Sal's Prog Corner #95

Da sind wir schon wieder: Wie in der letzten Ausgabe mit Wiederveröffentlichungen versprochen, dreht es sich in der heutigen Ausgabe ausschließlich um (zum Großteil sehr empfehlenswerte) Neuerscheinungen der letzten Wochen. Gute Unterhaltung beim Lesen und Entdecken und, wie immer, keep on proggin'... [sal]


Verweise auf diesen Artikel aus späteren Ausgaben:


Cheer-Accident "No Ifs, Ands Or Dogs"

Avantgarde – Das siebzehnte Album der sich stets wandelnden US-Amerikaner
(CD; Cuneiform)

Ein sich stetig wandelndes Musiker-Kollektiv, das Musik zwischen Avantgarde-Punk, Pop (!) und Progressive Rock fabriziert, ist wohl nicht dazu geschaffen, wirklich zum best selling artist zu avancieren, aber Respekt und Bewunderung muss man einer Formation schon zollen, die seit 30 Jahren kompromisslos ihren Weg geht, auch wenn es ein Zickzack-Kurs durch alle Genres ist. Und so ist auch das neue Album "No Ifs Ands Or Dogs" ein atemloser par-force-Ritt durch die Musik und klingt stellenweise so, als ob sich die Bläsersektion von Chicago mit den Beach Boys und der 1973/1974er-Inkarnation von King Crimson zu einem gemeinsamen Album entschlossen hätten. Oder Frank Zappa mit Yes und Burt Bacharach. Und dann auch wieder ganz anders. Jeder Versuch diese Band anhand anderer Bands zu charakterisieren, führt zwar zu originellen, letzten Endes aber nur teilweise korrekten Vergleichen.
Cheer-Accident sind und bleiben keine Kinder von Traurigkeit, wenn es darum geht, Stile zu vermengen, überraschende Wendungen in den Songs zu vollführen oder den Hörer immer wieder an der Nase herumzuführen. Bewundernswert, mit welcher Lockerheit sie scheinbar unpassende Elemente zusammenfügen. Das Ergebnis ist spannend, unterhaltsam, ironisch, erstaunlich kohärent und großartig, kurzum: "No Ifs Ands Or Dogs" ist ein Meisterwerk. Anspieltipps? Vergesst es, hier müsste man jeden der 15 Songs nennen. [sal: @@@@@]
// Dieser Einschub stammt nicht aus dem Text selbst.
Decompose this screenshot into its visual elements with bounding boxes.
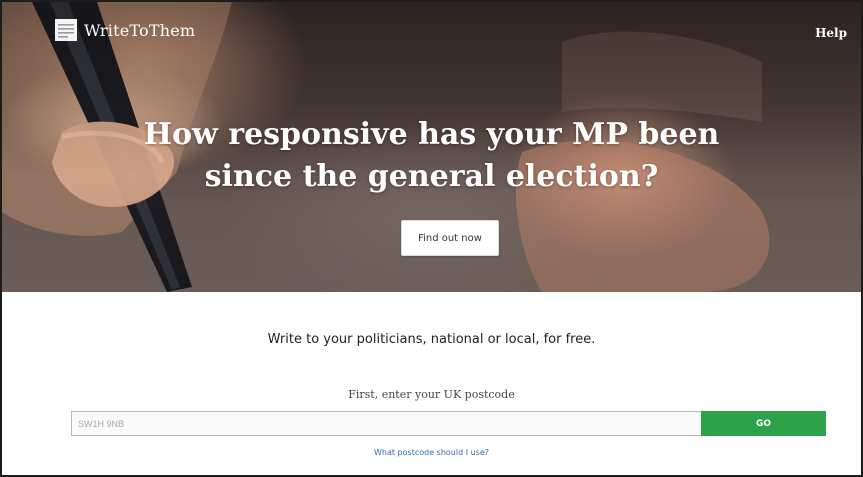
help-link[interactable]: Help (815, 26, 847, 40)
browser-frame: WriteToThem Help How responsive has your… (0, 0, 863, 477)
hero-banner: WriteToThem Help How responsive has your… (2, 2, 861, 292)
postcode-form: GO (71, 411, 826, 436)
find-out-now-button[interactable]: Find out now (401, 220, 499, 256)
go-button[interactable]: GO (701, 411, 826, 436)
hero-headline-line-1: How responsive has your MP been (143, 117, 720, 152)
logo-text: WriteToThem (84, 20, 196, 40)
postcode-input[interactable] (71, 411, 701, 436)
postcode-help-link[interactable]: What postcode should I use? (2, 448, 861, 457)
tagline: Write to your politicians, national or l… (267, 332, 596, 347)
postcode-label: First, enter your UK postcode (348, 388, 515, 401)
site-logo[interactable]: WriteToThem (54, 18, 195, 42)
hero-headline: How responsive has your MP been since th… (2, 114, 861, 198)
document-icon (55, 19, 77, 41)
hero-headline-line-2: since the general election? (204, 159, 659, 194)
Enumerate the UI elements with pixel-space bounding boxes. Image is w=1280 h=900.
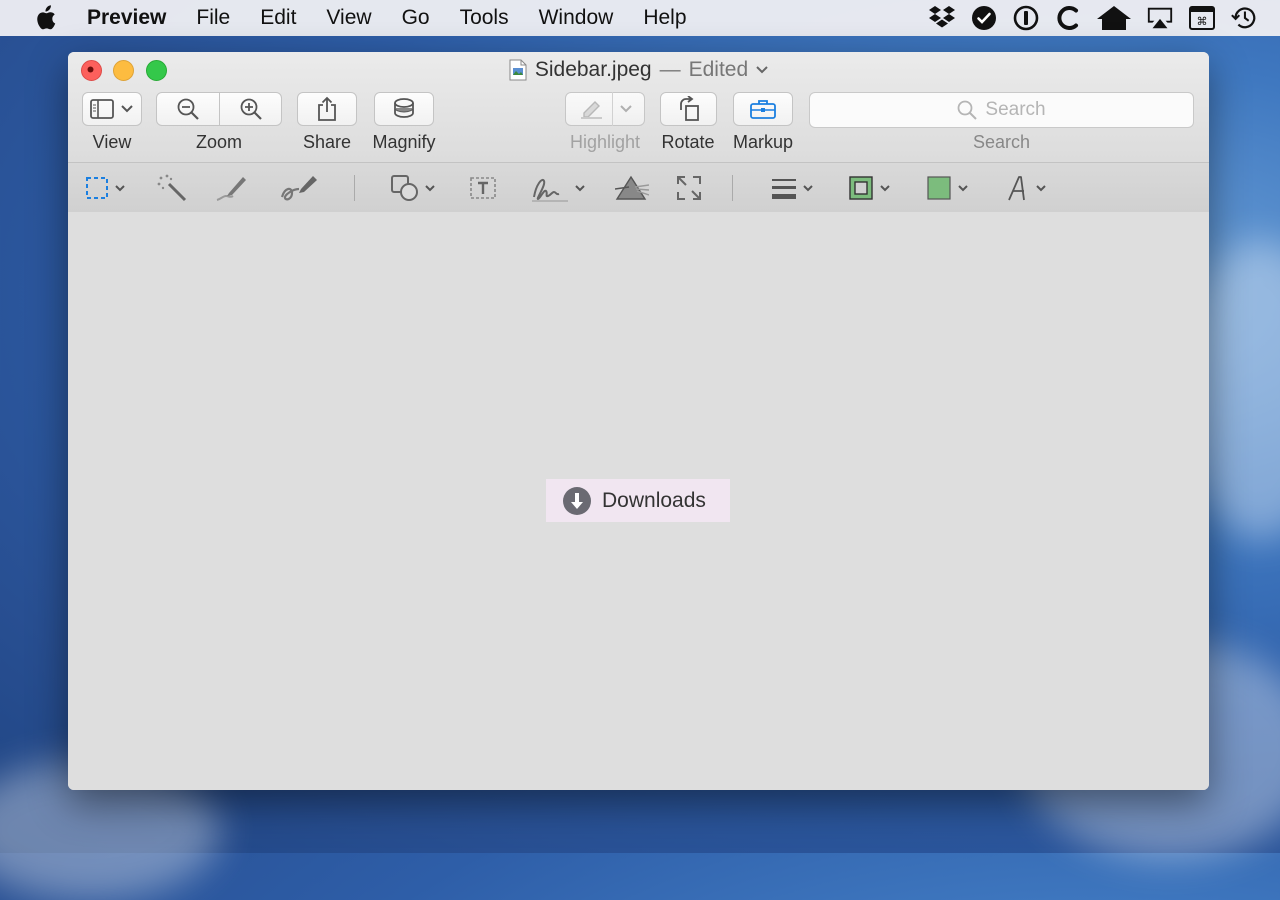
chevron-down-icon xyxy=(803,185,813,192)
chevron-down-icon xyxy=(756,66,768,74)
rectangular-selection-icon xyxy=(86,177,108,199)
share-icon xyxy=(318,96,336,121)
fill-color-tool[interactable] xyxy=(925,173,969,203)
search-input[interactable]: Search xyxy=(809,92,1194,128)
shapes-tool[interactable] xyxy=(390,173,436,203)
window-title[interactable]: Sidebar.jpeg — Edited xyxy=(68,58,1209,82)
share-label: Share xyxy=(302,132,352,152)
border-color-icon xyxy=(849,176,873,200)
chevron-down-icon xyxy=(958,185,968,192)
border-color-tool[interactable] xyxy=(847,173,891,203)
pen-sketch-icon xyxy=(216,177,246,201)
svg-text:⌘: ⌘ xyxy=(1197,15,1208,28)
share-button[interactable] xyxy=(297,92,357,126)
fill-color-icon xyxy=(927,176,951,200)
zoom-out-button[interactable] xyxy=(156,92,220,126)
adjust-size-tool[interactable] xyxy=(675,173,703,203)
font-style-icon xyxy=(1008,176,1025,201)
search-placeholder: Search xyxy=(985,99,1046,120)
download-icon xyxy=(563,486,591,515)
chevron-down-icon xyxy=(880,185,890,192)
menu-edit[interactable]: Edit xyxy=(260,6,296,30)
chevron-down-icon xyxy=(575,185,585,192)
line-weight-icon xyxy=(772,179,796,199)
document-icon xyxy=(509,59,527,81)
status-area: ⌘ xyxy=(928,0,1280,36)
magic-wand-icon xyxy=(157,174,187,202)
menu-window[interactable]: Window xyxy=(539,6,614,30)
loupe-icon xyxy=(394,98,414,118)
chevron-down-icon xyxy=(115,185,125,192)
home-icon[interactable] xyxy=(1096,4,1132,32)
toolbar-divider xyxy=(354,175,355,201)
zoom-in-button[interactable] xyxy=(219,92,282,126)
chevron-down-icon xyxy=(619,105,632,113)
toolbar-divider xyxy=(732,175,733,201)
title-filename: Sidebar.jpeg xyxy=(534,58,652,81)
onepassword-icon[interactable] xyxy=(1012,4,1040,32)
instant-alpha-tool[interactable] xyxy=(157,173,189,203)
shape-style-tool[interactable] xyxy=(770,173,814,203)
search-label: Search xyxy=(972,132,1031,152)
menu-app-name[interactable]: Preview xyxy=(87,6,166,30)
zoom-out-icon xyxy=(177,98,199,120)
markup-label: Markup xyxy=(732,132,794,152)
selection-tool[interactable] xyxy=(84,173,126,203)
document-canvas[interactable]: Downloads xyxy=(68,212,1209,790)
markup-button[interactable] xyxy=(733,92,793,126)
adjust-color-tool[interactable] xyxy=(615,173,649,203)
title-status: Edited xyxy=(688,58,749,81)
signature-icon xyxy=(532,179,568,202)
keyboard-viewer-icon[interactable]: ⌘ xyxy=(1188,4,1216,32)
markup-toolbar xyxy=(68,162,1209,213)
highlight-label: Highlight xyxy=(569,132,641,152)
menu-bar: Preview File Edit View Go Tools Window H… xyxy=(0,0,1280,36)
sign-tool[interactable] xyxy=(530,173,586,203)
checkmark-circle-icon[interactable] xyxy=(970,4,998,32)
shapes-icon xyxy=(391,175,418,201)
highlight-button[interactable] xyxy=(565,92,645,126)
resize-icon xyxy=(677,176,701,200)
airplay-icon[interactable] xyxy=(1146,4,1174,32)
sidebar-icon xyxy=(90,99,114,119)
view-button[interactable] xyxy=(82,92,142,126)
title-separator: — xyxy=(659,58,681,81)
toolbox-icon xyxy=(750,100,776,119)
text-tool[interactable] xyxy=(469,173,497,203)
chevron-down-icon xyxy=(425,185,435,192)
rotate-button[interactable] xyxy=(660,92,717,126)
rotate-left-icon xyxy=(679,96,699,121)
window-titlebar: Sidebar.jpeg — Edited View Zoom Share Ma… xyxy=(68,52,1209,213)
zoom-label: Zoom xyxy=(195,132,242,152)
zoom-in-icon xyxy=(240,98,262,120)
magnify-button[interactable] xyxy=(374,92,434,126)
menu-go[interactable]: Go xyxy=(402,6,430,30)
apple-menu-icon[interactable] xyxy=(34,5,58,31)
downloads-label: Downloads xyxy=(602,488,706,512)
view-label: View xyxy=(92,132,132,152)
sidebar-item-downloads[interactable]: Downloads xyxy=(546,479,730,522)
search-icon xyxy=(957,100,978,120)
dropbox-icon[interactable] xyxy=(928,4,956,32)
preview-window: Sidebar.jpeg — Edited View Zoom Share Ma… xyxy=(68,52,1209,790)
time-machine-icon[interactable] xyxy=(1230,4,1258,32)
draw-tool[interactable] xyxy=(279,173,319,203)
sketch-tool[interactable] xyxy=(215,173,249,203)
menu-tools[interactable]: Tools xyxy=(460,6,509,30)
menu-view[interactable]: View xyxy=(326,6,371,30)
c-app-icon[interactable] xyxy=(1054,4,1082,32)
pen-draw-icon xyxy=(280,176,317,201)
text-box-icon xyxy=(470,177,496,199)
prism-icon xyxy=(615,175,649,200)
rotate-label: Rotate xyxy=(661,132,715,152)
menu-file[interactable]: File xyxy=(196,6,230,30)
highlighter-icon xyxy=(580,101,602,119)
chevron-down-icon xyxy=(1036,185,1046,192)
menu-help[interactable]: Help xyxy=(643,6,686,30)
chevron-down-icon xyxy=(121,105,133,113)
magnify-label: Magnify xyxy=(372,132,436,152)
text-style-tool[interactable] xyxy=(1005,173,1047,203)
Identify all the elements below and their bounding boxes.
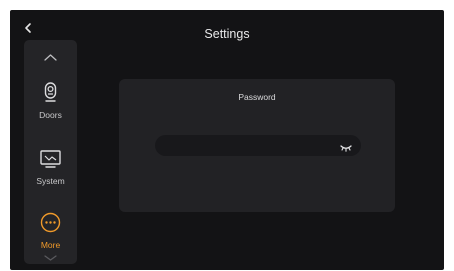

Sun Domingo "Songs For End Times"

(Progressive) Rock РViele Gast-K̦che...
(CD; Glassville)

Steve Hogarth (Marillion), Adrian Belew (King Crimson), John Wesley (Live-Gitarrist für Porcupine Tree), Bruce Soord (The Pineapple Thief): Die Liste der illustren Gäste auf dem zweiten Studioalbum "Songs For End Times" der US-amerikanischen Band Sun Domingo (klingt wie eine Steelband, ist es aber nicht) ist lang und beeindruckend, doch nehmen wir es vorweg: Es sind nicht die vielen Spitzenköche, die dieses Album wirklich ausmachen, trotz durchaus gewinnbringender Beiträge. Auf mich wirken die illustren Namen vor allem wie ein Marketing-Manöver für einen möglichen Kandidaten für 'the next big thing' im Mainstream-Prog.
Auch ohne Gäste spielen die Jungs aus Atlanta im Spannungsbereich zwischen Porcupine Tree und Marillion, also da, wo Prog sich mit einigermaßen elaboriertem Rock überschneidet. Das klingt schon fast etwas despektierlich und so wäre es von mir auch schon gemeint, wenn es die Band nicht irgendwie doch schaffen würde, ihren gefälligen Stilmix ungewöhnlich cool und unverkrampft rüberzubringen und letzten Endes erstaunlich wenig bei den großen Vorbildern zu klauen und erstaunlich viel Selbstständigkeit einzubringen. Auf jeden Fall deutlich mehr, als viele, viele andere Bands, die sich in dieser Ecke tummeln. Einen nicht geringen Anteil daran hat gewiss der Sänger Kyle Corbett, dessen Stimme sich gut und angenehm unaufdringlich in den gut produzierten Soundteppich der Band einfügt. Wer also gerne Musik hört, die gewisse Prog-Gazetten gerne als 'New Artrock' klassifizieren, wird in Sun Domingo eine sinnvolle Neuentdeckung im Wust der Porcupine-Tree- und Marillion-Epigonen entdecken.
Anspieltipps: "For Only You", "It's Happening Now", "Love Is All Around You". [sal: @@@]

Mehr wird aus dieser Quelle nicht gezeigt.